2. I had support. I found a lot of this in my husband. I remember how at the lovely baby shower Ayen and Franco threw for us, Franco said that a great deal of the strength that a new mom will need will come from her husband. This was SoTrue!
There were times I would cry on R's shoulder and I could feel his helplessness. He didn't know what to do with me. We were going through all of this together, and for the first time. I found a lot of strength in the words he shared with me while I was still at the hospital, unsure of how to deal with motherhood. He said, 'Mia, it's just like me before I have to do a show.' My husband is a singer and an extremely shy person, FYI. 'I just step onto the stage and open my mouth and trust that God has put me there and He will see me through it.' So yes, while there were times I glared at him in the dark as I walked to N's room to nurse her in the unholy hours, I still think my husband rocks.
I also leaned a lot on my mom. She moved in with us for the first five weeks after N was born (my husband is an angel), and she was great. I had all my ideas about how to take care of a baby, and SHE LET ME BE. She stepped back, even when I knew that the things I was doing were completely opposite what she would do. She had gone through a difficult time postpartum, too, and swore that if her daughters went through the same thing, she would be there for them. And she was. But you know what, she didn't really know that I was going through it, she didn't know I would cry to my husband at night while she watched over N in the next room. What was important is that I knew she was there.
I had a friend. If you are pregnant, I suggest you find a friend who is pregnant, too. If you don't have any, make friends with someone who is. I cannot tell you how big a help this will be. For both pregnancies, that friend was Rheea of Rainy Days and Mom Days. Both our kids were born within six months of each other. So if I was up at 3am, I could always count on Rheea to text back when I texted her. With D, my sister Georgia and I gave birth to our babies just nine days apart, so you can imagine how many hundreds (possibly thousands) of text messages were exchanged between us!
Our texts wouldn't be heavy or emotional or anything. It was just to let each other know that someone else was there, doing the same thing at the same time.
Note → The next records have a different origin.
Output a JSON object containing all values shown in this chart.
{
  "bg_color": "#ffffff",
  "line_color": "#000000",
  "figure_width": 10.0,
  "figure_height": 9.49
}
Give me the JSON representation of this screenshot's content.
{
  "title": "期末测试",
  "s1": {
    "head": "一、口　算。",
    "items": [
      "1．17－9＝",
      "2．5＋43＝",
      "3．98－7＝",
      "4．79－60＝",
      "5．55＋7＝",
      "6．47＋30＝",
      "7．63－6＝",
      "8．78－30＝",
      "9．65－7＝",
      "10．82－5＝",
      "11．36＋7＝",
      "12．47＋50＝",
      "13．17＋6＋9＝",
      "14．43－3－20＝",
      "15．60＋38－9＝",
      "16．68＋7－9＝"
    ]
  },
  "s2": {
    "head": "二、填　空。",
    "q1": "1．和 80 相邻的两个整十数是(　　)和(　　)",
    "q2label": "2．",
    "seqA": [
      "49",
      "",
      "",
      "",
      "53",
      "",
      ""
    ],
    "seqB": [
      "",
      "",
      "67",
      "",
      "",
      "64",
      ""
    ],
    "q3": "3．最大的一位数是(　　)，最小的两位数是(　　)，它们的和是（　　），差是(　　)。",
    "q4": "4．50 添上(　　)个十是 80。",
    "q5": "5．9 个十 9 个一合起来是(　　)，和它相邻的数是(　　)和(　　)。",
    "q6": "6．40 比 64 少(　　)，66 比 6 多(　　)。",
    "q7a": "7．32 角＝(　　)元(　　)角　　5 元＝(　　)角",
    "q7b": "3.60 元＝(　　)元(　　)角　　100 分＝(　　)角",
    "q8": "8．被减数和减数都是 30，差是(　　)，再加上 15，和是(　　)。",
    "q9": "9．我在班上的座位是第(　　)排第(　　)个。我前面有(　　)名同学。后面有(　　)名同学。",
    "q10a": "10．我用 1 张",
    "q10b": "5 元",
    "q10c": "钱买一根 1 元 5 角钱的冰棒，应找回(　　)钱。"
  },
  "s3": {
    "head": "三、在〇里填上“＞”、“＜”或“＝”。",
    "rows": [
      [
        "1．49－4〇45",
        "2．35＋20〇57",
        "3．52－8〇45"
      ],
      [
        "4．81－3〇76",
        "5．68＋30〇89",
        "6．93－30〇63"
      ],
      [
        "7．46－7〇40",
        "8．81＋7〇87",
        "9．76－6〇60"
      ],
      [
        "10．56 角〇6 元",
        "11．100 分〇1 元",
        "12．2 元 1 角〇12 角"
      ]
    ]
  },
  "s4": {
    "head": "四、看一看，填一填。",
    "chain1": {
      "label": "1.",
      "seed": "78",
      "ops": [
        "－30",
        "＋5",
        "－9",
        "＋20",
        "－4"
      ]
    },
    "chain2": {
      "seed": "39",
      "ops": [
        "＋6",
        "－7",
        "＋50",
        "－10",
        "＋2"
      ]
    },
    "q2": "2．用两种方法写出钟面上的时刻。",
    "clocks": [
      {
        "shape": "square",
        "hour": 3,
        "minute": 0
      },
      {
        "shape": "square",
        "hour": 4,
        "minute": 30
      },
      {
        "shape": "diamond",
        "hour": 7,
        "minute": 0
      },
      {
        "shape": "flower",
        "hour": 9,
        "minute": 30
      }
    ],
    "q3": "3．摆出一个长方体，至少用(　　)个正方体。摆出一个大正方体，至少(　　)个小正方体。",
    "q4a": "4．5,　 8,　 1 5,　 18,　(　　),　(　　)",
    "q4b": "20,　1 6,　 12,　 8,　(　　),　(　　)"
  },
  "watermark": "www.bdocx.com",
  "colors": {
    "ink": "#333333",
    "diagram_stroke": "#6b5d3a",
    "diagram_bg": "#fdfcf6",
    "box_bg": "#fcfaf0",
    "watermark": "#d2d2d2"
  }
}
You find great comfort in little things.
3. I am an info junkie. I like to read, read, and read. My husband cannot understand how I can spend hours on the internet, just reading about anything and everything. And so, even before I gave birth, I already knew my hormones would be out of whack. And when they finally went out of whack, it helped that I had somehow expected it, and that I could tell myself that a big part of what I was feeling was caused by my horror-mones, and that things were going to get better.
By the time D came around, looking like this (an old man):
I was a lot more chill as a mom. I had a major cry one night at the hospital, and after that I was fine. (Again, this may not be the case for everyone, so please, I repeat, talk to someone if you're feeling even just a bit blue.)
Let me post a photo of D here, just so you know he turned out looking okay:
Going back to the royal birth.
I am so happy for the Duke and the Duchess of Windsor! Hooray for babies! I truly wish them the best in this new journey.